Седеющий плейбой зорко схвачен поистине понимающим, парикмахерски-галантерейным взглядом, не лишенным философского подтекста. Открывается, скажем, роман доскональным описанием процедуры бритья.

Вы полагаете, что процедура бритья описывается просто так? Нет, она обрастает сытыми, псевдомногозначительными рассуждениями, чуть ли не поток ассоциаций рождает порез на бритой щеке… Если герой входит в квартиру, то автор не забудет сказать о том, что Иннокентьев вымыл руки и вытер их махровым полотенцем, если же он вдруг испытывает прилив чувств, то не преминет напомнить о махровом полотенце своей партнерше, а автор в свою очередь не забудет и привычку «беспардонной девчонки» вести в постели нелепые разговоры и высовывать из-под одеяла «крупные белые ступни», символизирующие, я полагаю, народную правду. Вообще насколько в светлой и демократичной героине нарочито подчеркивается умиляющее окружающих плебейство (ест, «слизывая кончиком языка крошки с губ», пьет, «оттопыривая мизинец»), настолько в герое — наживной аристократизм и светскость. Насколько неизящен, физически неопрятен Глеб Ружин, который, по определению автора, «был никто» (разочаровавшийся в псевдолиберальной болтовне, упорно не пишущий литератор, сделавший молчание своей позицией, а природную лень положивший в ее основание), настолько внешне хорош и неотразим Борис Иннокентьев, который «был бы никто» без своего «Антракта».

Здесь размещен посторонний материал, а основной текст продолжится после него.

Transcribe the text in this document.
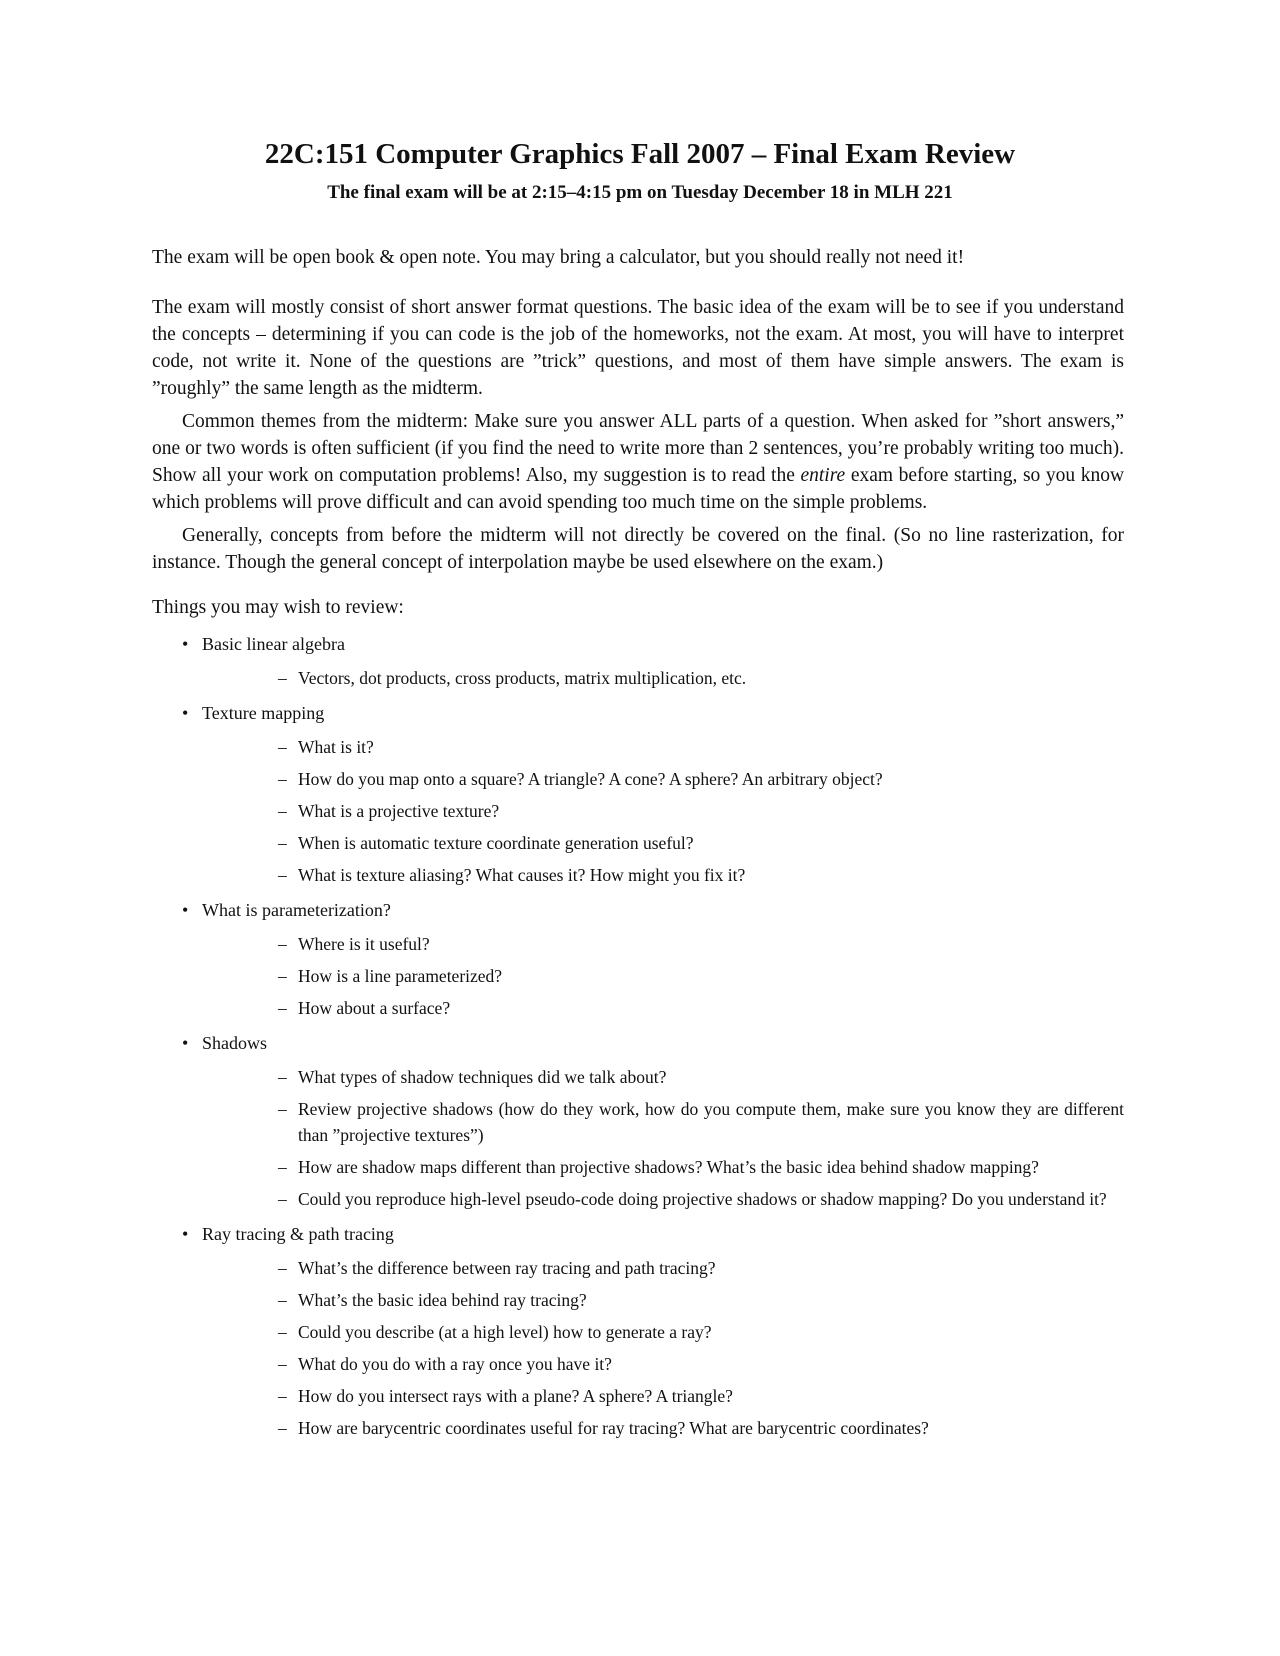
22C:151 Computer Graphics Fall 2007 – Final Exam Review
The final exam will be at 2:15–4:15 pm on Tuesday December 18 in MLH 221

The exam will be open book & open note. You may bring a calculator, but you should really not need it!

The exam will mostly consist of short answer format questions. The basic idea of the exam will be to see if you understand the concepts – determining if you can code is the job of the homeworks, not the exam. At most, you will have to interpret code, not write it. None of the questions are ”trick” questions, and most of them have simple answers. The exam is ”roughly” the same length as the midterm.

Common themes from the midterm: Make sure you answer ALL parts of a question. When asked for ”short answers,” one or two words is often sufficient (if you find the need to write more than 2 sentences, you’re probably writing too much). Show all your work on computation problems! Also, my suggestion is to read the entire exam before starting, so you know which problems will prove difficult and can avoid spending too much time on the simple problems.

Generally, concepts from before the midterm will not directly be covered on the final. (So no line rasterization, for instance. Though the general concept of interpolation maybe be used elsewhere on the exam.)

Things you may wish to review:

• Basic linear algebra
– Vectors, dot products, cross products, matrix multiplication, etc.
• Texture mapping
– What is it?
– How do you map onto a square? A triangle? A cone? A sphere? An arbitrary object?
– What is a projective texture?
– When is automatic texture coordinate generation useful?
– What is texture aliasing? What causes it? How might you fix it?
• What is parameterization?
– Where is it useful?
– How is a line parameterized?
– How about a surface?
• Shadows
– What types of shadow techniques did we talk about?
– Review projective shadows (how do they work, how do you compute them, make sure you know they are different than ”projective textures”)
– How are shadow maps different than projective shadows? What’s the basic idea behind shadow mapping?
– Could you reproduce high-level pseudo-code doing projective shadows or shadow mapping? Do you understand it?
• Ray tracing & path tracing
– What’s the difference between ray tracing and path tracing?
– What’s the basic idea behind ray tracing?
– Could you describe (at a high level) how to generate a ray?
– What do you do with a ray once you have it?
– How do you intersect rays with a plane? A sphere? A triangle?
– How are barycentric coordinates useful for ray tracing? What are barycentric coordinates?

Кстати, о Ружине. С лихостью описан этот «мастер разговорного жанра», основным источником доходов которого стал преферанс. Но по прочтении сцен с Ружиным возникают всяческие вопросы, остающиеся без ответа.

Как и почему Ружин делит литераторов на «ваших» и «наших»? Какова, собственно говоря, социальная подоплека его стоического — в то же время ленивого — неучастия в литературной и общественной жизни? О прототипах не принято говорить вслух, вроде бы некорректно, но так уж получилось, что в последнее время сама проза не брезгует злоязычием по поводу узнаваемых прототипов. Настала пора и критике задуматься об этом феномене, о новой «литературе факта», о новом методологическом способе изготовления литературной продукции. Берутся известные многим люди, схватывается их портрет, используются их биография, привычки, нравы, поведение, беззастенчиво описываются их квартира, образ жизни, обстановка, мелкие бытовые привычки, не щадятся друзья дома, привязанности, симпатии. Все идет в дело — ради красного словца не пожалеем ни сестру, ни любящего друга. То, что было драмой реального человека, превращается при этом в своего рода облегченную комедию, и то, за что эти люди платили и платят своей жизнью и судьбой, оказывается лишь лакомым материалом для очередного журнального сочинения.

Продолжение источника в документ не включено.